The House on Wednesday debated a bill to give a governmentwide telework policy the Office of Personnel Management announced last year the strength of law.
The 2009 Telework Improvements Act (H.R. 1722), introduced by Rep. John Sarbanes, D-Md., would require agencies to allow telework-eligible employees to work from a remote location at least 20 percent of the time and mandate more training for managers and supervisors on handling employees working from outside the office.
A provision of the bill would require agencies to include telework and flexible scheduling in emergency plans.
In a floor statement on the bill, Rep. Gerry Connolly, D-Va., who offered the continuity of operations language as an amendment during a markup, said the legislation is extraordinarily important because it addresses five critical policy goals: decreased dependence on foreign oil, reduced traffic congestion, better air quality, improvement in federal recruitment and retention, and stronger strategies for getting work done during emergencies.
"Although OPM's telework initiatives are already making a positive difference, it is clear that we need a statutory framework so that this OPM policy is not undone or ignored by future administrations," Connolly said.

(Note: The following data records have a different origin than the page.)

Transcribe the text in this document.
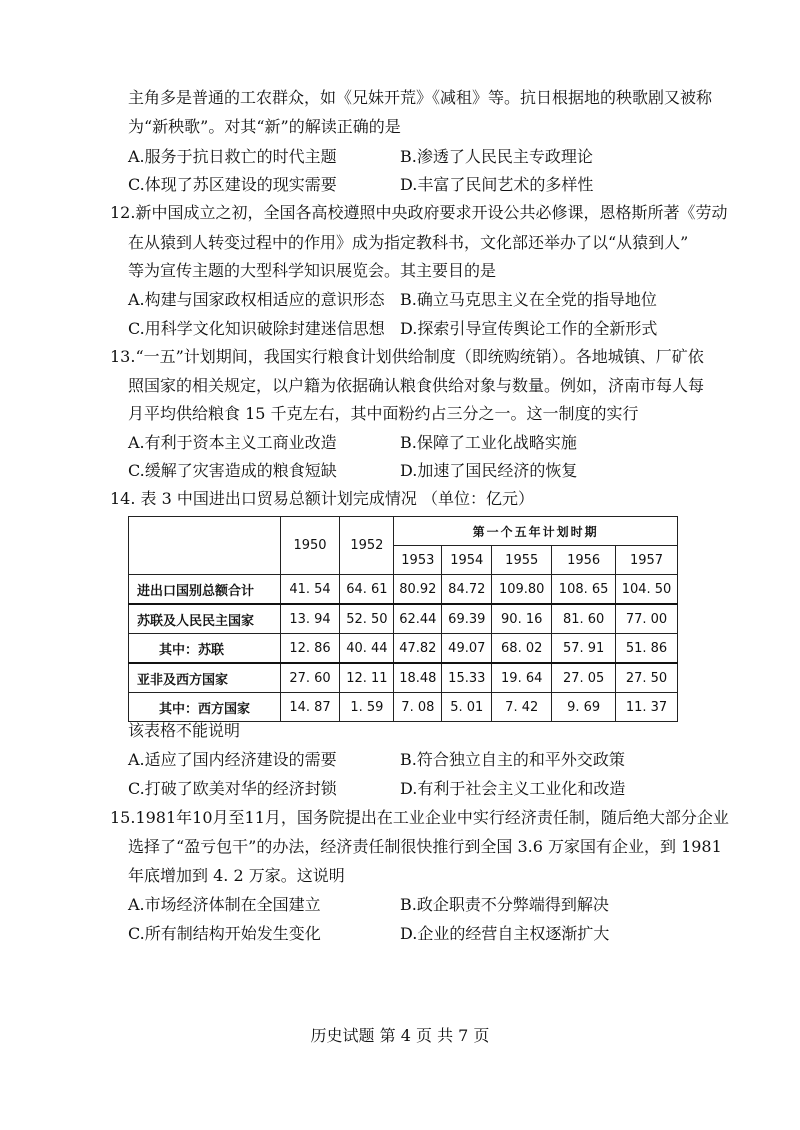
主角多是普通的工农群众，如《兄妹开荒》《减租》等。抗日根据地的秧歌剧又被称
为“新秧歌”。对其“新”的解读正确的是
A.服务于抗日救亡的时代主题	B.渗透了人民民主专政理论
C.体现了苏区建设的现实需要	D.丰富了民间艺术的多样性
12.新中国成立之初，全国各高校遵照中央政府要求开设公共必修课，恩格斯所著《劳动
在从猿到人转变过程中的作用》成为指定教科书，文化部还举办了以“从猿到人”
等为宣传主题的大型科学知识展览会。其主要目的是
A.构建与国家政权相适应的意识形态 B.确立马克思主义在全党的指导地位
C.用科学文化知识破除封建迷信思想 D.探索引导宣传舆论工作的全新形式
13.“一五”计划期间，我国实行粮食计划供给制度（即统购统销）。各地城镇、厂矿依
照国家的相关规定，以户籍为依据确认粮食供给对象与数量。例如，济南市每人每
月平均供给粮食 15 千克左右，其中面粉约占三分之一。这一制度的实行
A.有利于资本主义工商业改造	B.保障了工业化战略实施
C.缓解了灾害造成的粮食短缺	D.加速了国民经济的恢复
14. 表 3 中国进出口贸易总额计划完成情况 （单位：亿元）
	1950	1952	第一个五年计划时期				
			1953	1954	1955	1956	1957
进出口国别总额合计	41. 54	64. 61	80.92	84.72	109.80	108. 65	104. 50
苏联及人民民主国家	13. 94	52. 50	62.44	69.39	90. 16	81. 60	77. 00
其中：苏联	12. 86	40. 44	47.82	49.07	68. 02	57. 91	51. 86
亚非及西方国家	27. 60	12. 11	18.48	15.33	19. 64	27. 05	27. 50
其中：西方国家	14. 87	1. 59	7. 08	5. 01	7. 42	9. 69	11. 37
该表格不能说明
A.适应了国内经济建设的需要	B.符合独立自主的和平外交政策
C.打破了欧美对华的经济封锁	D.有利于社会主义工业化和改造
15.1981年10月至11月，国务院提出在工业企业中实行经济责任制，随后绝大部分企业
选择了“盈亏包干”的办法，经济责任制很快推行到全国 3.6 万家国有企业，到 1981
年底增加到 4. 2 万家。这说明
A.市场经济体制在全国建立	B.政企职责不分弊端得到解决
C.所有制结构开始发生变化	D.企业的经营自主权逐渐扩大
历史试题 第 4 页 共 7 页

Rep. Frank Wolf, R-Va., also spoke on the floor in support of the legislation.
"The federal government should be leading the way in developing an e-workforce and enhancing the use of the technologies of the 21st century to seamlessly link employees and employers," Wolf said.
He singled out the provision of the bill that would require each agency to name a telework managing officer.
"The designation of a senior employee at each agency as a telework managing officer responsible for implementing the bill's requirements is a key provision to allow eligible employees to telework to the maximum extent possible," Wolf said.